2) The second controversial aspect refers to the presumed interference of the «prescriber's autonomy». Once again, we enter the realm of the role of the State. The State, which has meticulously supervised a prescriber's suitability before allowing him to go into practice, has every power to regulate such practice in the light of public health care requirements. Based on conspicuously technical evaluations, the State promotes the use of the best drugs, especially (but not exclusively) when such use occurs within public or National Health Service systems. In fact, a policy for essential drugs is nothing but an extension of the selective exercise carried out by the State, on behalf of the rights a community has to useful and safe products, to identify drugs which deserve marketing approval. The principle of convenience tends to be up for consideration in an increasing number of countries, especially as the pharmaceutical industry becomes more prolific, more complex and uses products which are increasingly powerful, and consequently more hazardous. We are, therefore, talking about State powers, which are above the winds of change of liberalization or intervention.

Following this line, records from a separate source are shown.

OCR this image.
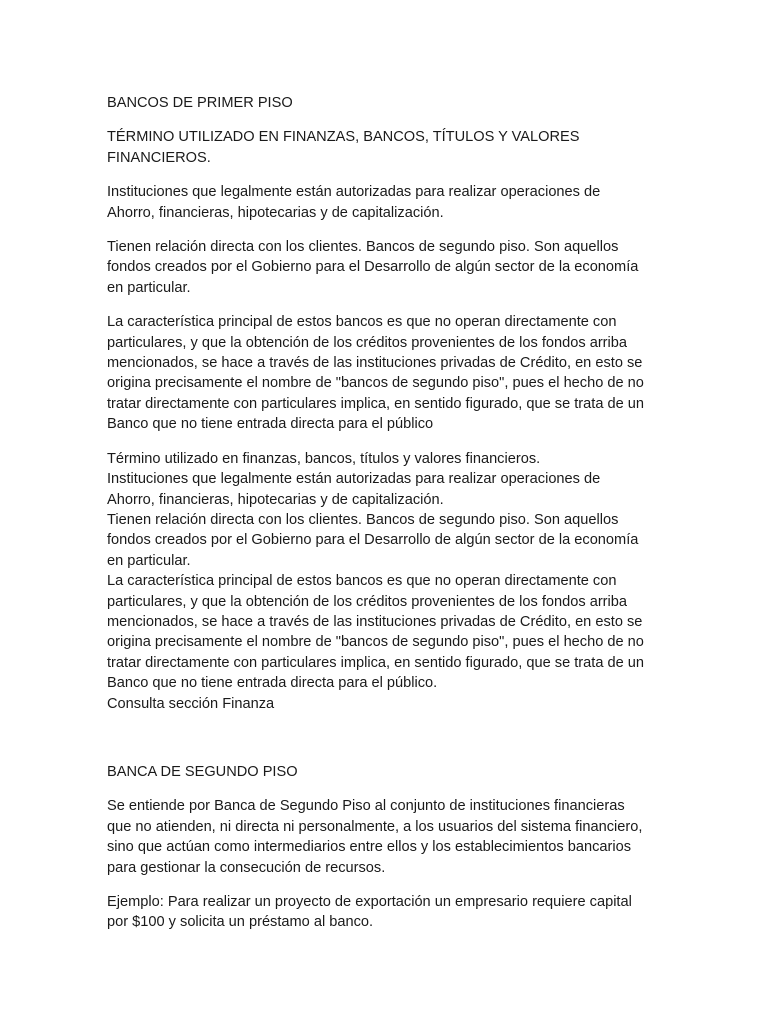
BANCOS DE PRIMER PISO

TÉRMINO UTILIZADO EN FINANZAS, BANCOS, TÍTULOS Y VALORES

FINANCIEROS.

Instituciones que legalmente están autorizadas para realizar operaciones de

Ahorro, financieras, hipotecarias y de capitalización.

Tienen relación directa con los clientes. Bancos de segundo piso. Son aquellos

fondos creados por el Gobierno para el Desarrollo de algún sector de la economía

en particular.

La característica principal de estos bancos es que no operan directamente con

particulares, y que la obtención de los créditos provenientes de los fondos arriba

mencionados, se hace a través de las instituciones privadas de Crédito, en esto se

origina precisamente el nombre de "bancos de segundo piso", pues el hecho de no

tratar directamente con particulares implica, en sentido figurado, que se trata de un

Banco que no tiene entrada directa para el público

Término utilizado en finanzas, bancos, títulos y valores financieros.

Instituciones que legalmente están autorizadas para realizar operaciones de

Ahorro, financieras, hipotecarias y de capitalización.

Tienen relación directa con los clientes. Bancos de segundo piso. Son aquellos

fondos creados por el Gobierno para el Desarrollo de algún sector de la economía

en particular.

La característica principal de estos bancos es que no operan directamente con

particulares, y que la obtención de los créditos provenientes de los fondos arriba

mencionados, se hace a través de las instituciones privadas de Crédito, en esto se

origina precisamente el nombre de "bancos de segundo piso", pues el hecho de no

tratar directamente con particulares implica, en sentido figurado, que se trata de un

Banco que no tiene entrada directa para el público.

Consulta sección Finanza

BANCA DE SEGUNDO PISO

Se entiende por Banca de Segundo Piso al conjunto de instituciones financieras

que no atienden, ni directa ni personalmente, a los usuarios del sistema financiero,

sino que actúan como intermediarios entre ellos y los establecimientos bancarios

para gestionar la consecución de recursos.

Ejemplo: Para realizar un proyecto de exportación un empresario requiere capital

por $100 y solicita un préstamo al banco.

If we were to evaluate the specific exercise of the State authority in the selection of drugs, we would have to say that the least developed countries (where the selection of essential drugs is more firmly enforced) show a more uniform and a more effective defence of the social interests. Rich countries, shielded behind a supposedly unrestricted budget, are adopting an irrational use of drugs, which may have serious financial and health consequences.
A double line of thought can be traced in the richer countries: on the one hand, the incentive to the convenience evaluation policy to accept new drugs (most probably led by Norway); on the other hand, the lists of drugs selected by the National Health Service, as is the case of Great Britain5.
5 Within the developing world, this policy has nearly always been on the agenda. Note that, in Clinton's failed attempt to reform the Social Security system, a selection criterion for medicines was almost non-existent.